The Old Gray Stallion Ain't What He Used to Be

    The orthopedist thought he was reassuring me.  I had gone to him with a bump on my left shoulder, a small deformity that had only recently appeared.  On first seeing it in the hot tub my dear wife squealed, "What's that!"  That, the good doctor tells me, is old age.  He didn't say it quite like that.  What he said by way of diagnosis was, "It's an arthritic cist."  Ganglia gone bad. 

    I first blamed it on too many push-ups thrice weekly.  Then it dawned on me that it might be a late-appearing consequence of that fall in May outside the U. S. Law Tennis Association building in Flushing meadow, the night the Mets beat the Yankees.  That mishap did lacerate my temple and bruise my eyebrow. 

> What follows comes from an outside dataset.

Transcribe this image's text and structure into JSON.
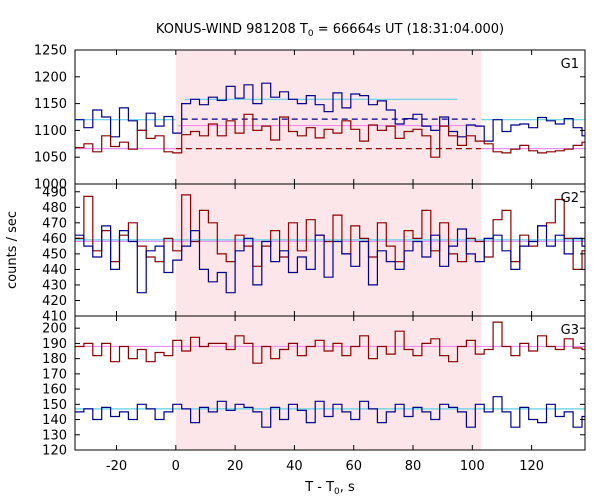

    But, no, I'm just growing older.  No sense in doing anything about the bump: lance it and it will return.  Best just to admit I'm seventy-five and shelve the vanity.  And be grateful the swelling is asymptomatic and merely unsightly.

    Coincidentally I've been reading Cervantes' Don Quixote again, in preparation for a Road Scholar class at Williams College next week.  The knight errant in an unchivalrous age sallied forth to right wrongs astride his inglorious mount, Rozinante.  The old sway-backed steed is described thus: "he had more corners than a rial" which, a footnote explains, "is a coin of very irregular shape... [because the horse's] bones stuck out like the corners of a Spanish rial." 

    Rozinante is my cousin in irregular corners. Waiting (interminably, it seemed) in the orthopedist's office I toted up the wounds suffered and bones broken or otherwise compromised during my own jousts on this journey from and toward eternity.  The two knees you know about, or should, since I have frequently bored you with accounts of my bilateral surgery, the half-century old injuries necessitating it and the miraculous consequences following it.  But I fear I  have insufficiently bored you with the details of: thrice torn ligaments in my right ankle, a busted right thumb, a green-stick fracture of the right wrist, and a a torn right bicep.

    It's a wonder I can still stand, let alone climb a ladder.  Naked I am shaped like a Spanish rial.  Like Rozinante.

    Years and years ago Cardinal Cushing (remember him?), JFK's Boston Irish spiritual advisor, likened himself to a beast of burden.  Right: a jackass.  I had no luck in a cursory search on Google for confirmation of the forthcoming anecdote, but it has the ring of truth considering the cardinal's fey sense of humor.  The occasion for the quote was probably Palm Sunday when Jesus' entry into Jerusalem is sometimes reenacted by dramatically-inclined Christians.  (Friend Austin Armitstead has participated in such events on the streets of Jackson Heights.)  Cushing drew a parallel between the first Palm Sunday and the observance in his moment, noting that both times the Lord arrived on a jackass, then on a donkey co-opted for the occasion, this time using an archbishop.  The observation was at once funny, humble, and accurate.

    And it's a notion truer to the Gospel vision of Jesus than most of the supercharged depictions of the Galilean, as if he were one of the horsemen of the Apocalypse and not (what he was... and is) the Son of man who had nowhere to lay his head. 

    When I stand in front of the mirror in all of my naked unglory, as I am occasioned to do thrice weekly at the gym following a shower, I shall henceforth take stock of my many-cornered, battered and beaten, swollen and scarred physique, smile, and whisper, "Ah, Rozinante," a tender reminder of my own fifty years of jackasshood for Jesus.